Nuova psicologia

In un articolo per bigthink.com, tale Derek Beres sostiene che “disamicarsi” dagli amici di Facebook perché non la pensano come noi è «immaturo e controproducente». Devo ammettere che prima ancora di affondare nella lettura dell’articolo, la premessa mi ha fatto riflettere. Diciamola tutta: mi ha risvegliato un senso di colpa.

Anche a me è capitato, perfino recentemente, di “eliminare” amicizie su Facebook per la ragione che in alcuni “post” ho trovato commenti inaccettabili su questioni, come si dice, non contrattabili.

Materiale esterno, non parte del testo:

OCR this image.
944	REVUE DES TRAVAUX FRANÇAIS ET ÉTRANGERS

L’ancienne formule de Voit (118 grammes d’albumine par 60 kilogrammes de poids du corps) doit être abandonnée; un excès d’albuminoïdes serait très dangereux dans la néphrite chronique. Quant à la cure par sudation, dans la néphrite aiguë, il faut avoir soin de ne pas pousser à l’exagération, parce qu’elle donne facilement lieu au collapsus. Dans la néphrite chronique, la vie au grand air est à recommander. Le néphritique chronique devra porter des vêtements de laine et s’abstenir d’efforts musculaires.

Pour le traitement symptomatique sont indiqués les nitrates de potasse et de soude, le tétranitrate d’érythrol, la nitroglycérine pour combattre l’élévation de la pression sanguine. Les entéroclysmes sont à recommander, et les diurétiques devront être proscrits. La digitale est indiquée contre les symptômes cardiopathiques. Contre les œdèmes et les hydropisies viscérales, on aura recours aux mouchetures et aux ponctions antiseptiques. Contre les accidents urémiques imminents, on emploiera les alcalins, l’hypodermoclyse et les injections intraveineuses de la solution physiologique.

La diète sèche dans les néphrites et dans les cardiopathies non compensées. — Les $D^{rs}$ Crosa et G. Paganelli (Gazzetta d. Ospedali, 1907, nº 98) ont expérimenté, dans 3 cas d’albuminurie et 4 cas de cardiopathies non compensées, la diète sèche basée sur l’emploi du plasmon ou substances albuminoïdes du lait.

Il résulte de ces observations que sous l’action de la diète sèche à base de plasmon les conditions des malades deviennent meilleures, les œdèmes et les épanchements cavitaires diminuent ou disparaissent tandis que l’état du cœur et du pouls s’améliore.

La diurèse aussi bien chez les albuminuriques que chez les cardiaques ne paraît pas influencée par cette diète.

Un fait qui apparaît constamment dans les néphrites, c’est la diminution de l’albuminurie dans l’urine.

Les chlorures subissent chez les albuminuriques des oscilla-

Rimango saldo sulle mie opinioni di merito, ma Beres esige che io dissezioni mentalmente il gesto di distacco, ovvero di protesta per ciò che considero l’errore altrui: non voglio più vedere/sentire ciò che pensi e per farlo mi basta premere un bottone sul computer.

Bisogna dire che Facebook, ampliando in modo virtuale il raggio delle nostre conoscenze, ha di conseguenza dischiuso territori psicologici inesplorati. Che cosa prova chi mette un “like”? Che cosa prova chi lo riceve? A che livelli arriva la gratificazione di averne tanti? E la delusione di riceverne pochi? Immagino che bisognerà aggiornare i trattati per includere i meccanismi nevrotici innescati dall’invisibile rete stesa su di noi dai social network. Tra questi meccanismi, quello della “disamicizia”, ovvero del voltare le spalle con un clic all’“amico” con il quale si è in estremo disaccordo.

«Immaturo e controproducente»? Di sicuro eliminare alcune amicizie mi ha dato l’impressione di aver fatto pulizia intorno a me, cancellando la negatività di certe opinioni. Illusione, si capisce: tutto ciò è sparito solo alla mia vista, non all’esistenza nel mondo. L’unica cosa perduta è la chance, sia pur minima, di un confronto.

E non è l’unica illusione: scartare qualcuno senza muoversi dalla sedia ci gratifica all’istante di un senso di rettitudine, per ottenere il quale, nella vita, dovremmo far ricorso a ben più coraggio.

Non so se Beres mi ha convinto a resistere a ogni costo all’istinto di “disamicare” chi non va d’accordo con me. Diciamo che ci proverò: magari ricordando a me stesso che chiamare indistintamente “amici” tutti i contatti che si raccolgono online è il primo errore da evitare per non intrappolarci in questa nuova psicologia, intessuta d’ipocrisia ancor più di quella originale.